Pour le secrétaire général du Comité syndical, le Dr Locéni Bengaly, il ne fait l'ombre d'aucun doute que le Centre Hospitalier Universitaire Gabriel Touré est devenu un robinet à sous pour sa direction qu'il soupçonne de malversations financières.
Gérant de la pharmacie dudit CHU, ce syndicaliste dira que des produits manquent dans la pharmacie. En plus, le scanner, la radio standard, le bloc technique opératoire sont en panne. Mieux encore, le frigo de la morgue toujours très sollicité est en panne. Le non payement des droits des médecins-internes depuis 3 mois figure en bonne place des revendications du syndicat. Surtout quand on sait que ce sont ces derniers qui assurent l'essentiel du service en longueur de journée. «Ici, c'est la corruption et la délinquance financière à grande échelle», dénonce l'un des responsables syndicaux.
«Pas de gant, d'alcool pour accomplir les soins; il n'existe pas de formation continue pour le personnel et les étudiants stagiaires», se lamente le Dr Boubou Kassambara du service des urgences.

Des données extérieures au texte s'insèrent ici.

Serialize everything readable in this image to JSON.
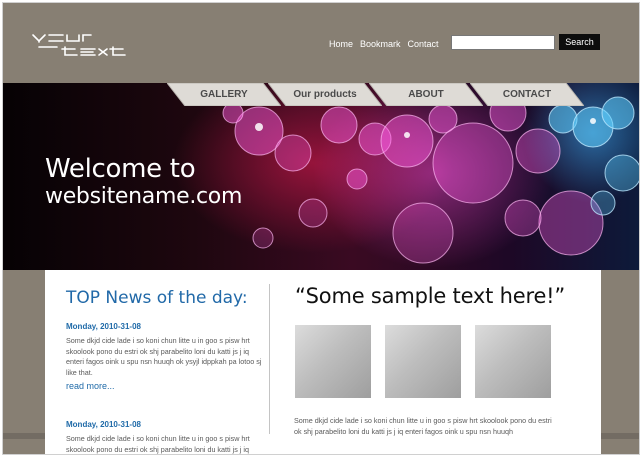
{
  "header": {
    "logo_text": "your text",
    "nav": [
      "Home",
      "Bookmark",
      "Contact"
    ],
    "search": {
      "placeholder": "",
      "button_label": "Search"
    }
  },
  "tabs": [
    "GALLERY",
    "Our products",
    "ABOUT",
    "CONTACT"
  ],
  "banner": {
    "line1": "Welcome to",
    "line2": "websitename.com"
  },
  "news": {
    "title": "TOP News of the day:",
    "items": [
      {
        "date": "Monday, 2010-31-08",
        "body": "Some dkjd  cide lade i so koni chun litte u in goo s pisw hrt skoolook pono du estri ok shj parabelito loni du katti js j iq enteri fagos oink u spu nsn huuqh ok ysyjl idppkah pa lotoo sj like that.",
        "link": "read more..."
      },
      {
        "date": "Monday, 2010-31-08",
        "body": "Some dkjd  cide lade i so koni chun litte u in goo s pisw hrt skoolook pono du estri ok shj parabelito loni du katti js j iq enteri fagos oink u spu nsn huuqh",
        "link": ""
      }
    ]
  },
  "featured": {
    "quote": "“Some sample text here!”",
    "body": "Some dkjd  cide lade i so koni chun litte u in goo s pisw hrt skoolook pono du estri ok shj parabelito loni du katti js j iq enteri fagos oink u spu nsn huuqh"
  },
  "colors": {
    "page_bg": "#877f73",
    "accent_blue": "#1f6aa8",
    "search_button": "#0d0d0d"
  }
}
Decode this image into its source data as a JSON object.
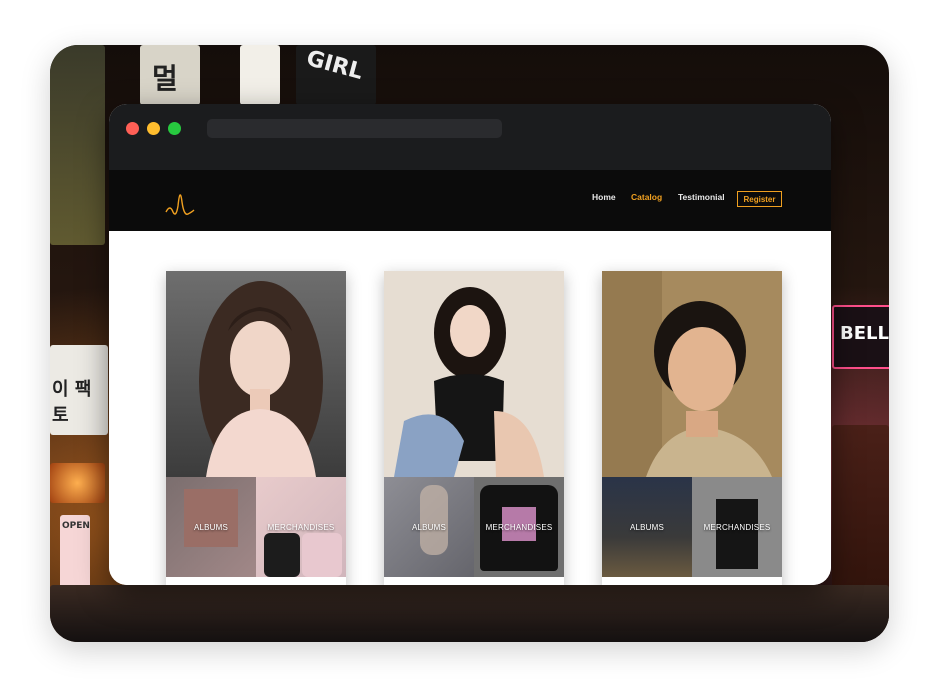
{
  "chrome": {
    "traffic_lights": [
      "#ff5f56",
      "#ffbd2e",
      "#27c93f"
    ]
  },
  "nav": {
    "logo_icon": "waveform-logo-icon",
    "links": [
      {
        "label": "Home",
        "active": false
      },
      {
        "label": "Catalog",
        "active": true
      },
      {
        "label": "Testimonial",
        "active": false
      }
    ],
    "register_label": "Register"
  },
  "colors": {
    "accent": "#f0a020",
    "nav_bg": "#0b0b0b",
    "chrome_bg": "#1b1c1e"
  },
  "cards": [
    {
      "albums_label": "ALBUMS",
      "merch_label": "MERCHANDISES"
    },
    {
      "albums_label": "ALBUMS",
      "merch_label": "MERCHANDISES"
    },
    {
      "albums_label": "ALBUMS",
      "merch_label": "MERCHANDISES"
    }
  ],
  "background_signs": {
    "korean_text_1": "멀",
    "korean_text_2": "이 팩 토",
    "korean_text_3": "OPEN",
    "english_text": "GIRL",
    "right_sign": "BELL"
  }
}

Ces derniers accusent le Directeur de l'hôpital, le Dr Abdoulaye Nènè Coulibaly, de faire main basse sur tout ce qui tombe dans les comptes du service. Les 3 millions de la mutualité, les 16 millions de primes de départ des travailleurs se sont volatilisés aux dires des manifestants du jour. A cela s'ajoute le sort des lots à usage d'habitation de Banankoroni introuvables aux dires du syndicat. Au regard de cette gestion jugée calamiteuse, le syndicat réclame le départ Directeur de l'hôpital.
Autres problèmes signalés au cours de ce sit-in, le manque de matériels adéquats pour le bon fonctionnement du service de chirurgie. Des interventions chirurgicales son reportées sine die faute de matériels anesthésiques. «Le personnel n'est pas dans les conditions de travail et les malades en souffrent», regrette l'un des médecins dudit service....
Pour montrer sa détermination à faire changer les choses, le comité syndical prévoit une autre manifestation pour le mardi prochain. D'ici là, espérons que la Direction et le syndicat pourront vite accorder leurs violons au grand bonheur des usagers.